One can enjoy eating sausage without feeling an obligation to visit the slaughterhouse or the sausage maker.
One can also enjoy the benefits of government without worrying about all the details about how the community is kept safe from crime, polluted air, water, and food, or any other disturbance.
Some will say that injustice is not in the same league of enjoying meat. Human rights are more a cause for worry than animal rights, and even more important that wrestling with the need of most of us for meat. Vegans of the world, let us hear. You may be on a wave.
It occurs to me that I am writing this on Thanksgiving. The holiday is not celebrated here, except perhaps for the case of some ex-patriates who cannot abide the loss of a good feed. Generally speaking, Israeli ovens are too small for what Americans have bought at their supermarkets in recent days. In your place I would enjoy the meal, without telling the little ones the story of those turkeys on their way to the supermarket.
There is some concern about one of the dark corners of this society. Dark in the sense of unknown, and perhaps beyond the desire of most Israelis to know.
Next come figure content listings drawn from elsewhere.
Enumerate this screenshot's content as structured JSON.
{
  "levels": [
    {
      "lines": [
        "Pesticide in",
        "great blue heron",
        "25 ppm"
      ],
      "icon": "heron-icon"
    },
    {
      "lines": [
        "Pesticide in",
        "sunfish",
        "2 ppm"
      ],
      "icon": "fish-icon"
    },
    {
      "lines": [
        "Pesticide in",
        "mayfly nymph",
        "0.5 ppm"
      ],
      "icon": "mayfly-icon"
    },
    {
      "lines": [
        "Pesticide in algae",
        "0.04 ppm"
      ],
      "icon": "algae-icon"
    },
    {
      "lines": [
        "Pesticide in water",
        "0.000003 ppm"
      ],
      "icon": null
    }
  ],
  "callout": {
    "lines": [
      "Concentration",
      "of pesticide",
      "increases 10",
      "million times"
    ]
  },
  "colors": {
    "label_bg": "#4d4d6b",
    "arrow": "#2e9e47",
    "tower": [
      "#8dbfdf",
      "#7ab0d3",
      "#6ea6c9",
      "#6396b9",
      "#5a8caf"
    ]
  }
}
Like the innards of the sausage industry, we don''t worry about everything.
Also dark in the view of some Israelis, because it represents one of the places they find injustice.
The issue is the country''s treatment of the migrants who come over the border with Egypt.
If you enjoy pondering legal complexity with a great deal of uncertainty, this is a good place to begin.
International treaties provide certain rights pertaining to asylum for individuals fleeing persecution. However, one of the complexities is whether those rights apply to individuals who have passed through one or several countries on their way to reaching the country where they claim asylum. According to the "safe third country" principle, an asylum seeker can claim protection only in the first safe country reached after leaving the country of origin.
By this principle, Israel is not the proper address for asylum seekers who have passed through Egypt, and perhaps other countries, since leaving their place of origin. Egypt may not be a paradise, but so far we do not hear of Egyptians fleeing their country and claiming asylum in Israel. The migrants reaching Israel come from African countries--most of them apparently from Eritrea--and their claims of refuge ought to have been presented to Egyptian authorities, or those of some other country on their way to Egypt.
Should Israel accept responsibility for an unknown--and apparently increasing number of Africans--who see it as one of the better places to seek a homeland?
Israel is working to build a barrier along the border with Egypt that is meant to prevent, or at least discourage the migration. Most of the border is still an unmarked line through the desert. There are outposts and patrols by Israeli and Egyptian soldiers, but nothing close to assuring a closed frontier.
It is not easy to discover the numbers of migrants coming over the Sinai, their origins, or the justice of their claims about persecution. They come without documents and claim what they want. Getting to the Israeli border is neither easy nor pleasant. We hear that they must pay Beduin smugglers to guide them, and that the smugglers exploit them financially, sexually, and--according to recent reports--drug some and turn them over to Egyptian physicians who extract organs and leave the donors to die. Egyptian soldiers act to prevent the migrants from reaching the Israeli border. They kill some and take some into custody. Without anything close to decent information, we can only wonder whether those activities are meant to satisfy Israeli demands that Egypt stop the migration through its territory, or are part of Egypt''s chronic warfare against the Beduin of Sinai.
A substantial number of the migrants encounter Israeli soldiers patrolling the border. Again, we do not know if this is most of the migrants, or how many get across unobserved and find their way to the communities of Africans in the nearby city of Eilat or further north in Tel Aviv. There they do what illegal migrants do elsewhere in the underground industries of menial work in restaurants, hotels, gas stations, agriculture, house cleaning, and gardening.
Those apprehended by IDF patrols go to a prison being expanded to accommodate them while individual cases are judged pending decisions about refugee status or return to their home country. Insofar as the migrants lack documents, it is no easy task to determine where they are from, or how justified their requests for asylum. African countries are not eager to accept undocumented individuals that Israel claims to be their nationals. A substantial number of refugees say that they are from Dafur or elsewhere in Sudan, where abuses make such claims attractive to human rights activists. Israel has no formal relationship with the Sudan that can aid with identification or repatriation.
Israel''s human rights organizations claim that the migrants are not given adequant representation to establish their claims, or sufficient medical treatment to deal with their problems. The prison service does not go out of its way to facilitate inquiries. A recent article in Ha''aretz is characteristically generous in reporting the claims of human rights advocates, without pondering the knotty question as to what Israel should be doing for migrants coming from who knows where via Egypt.
Not a pleasant story for Thanksgiving? Neither are the stories of all those turkeys.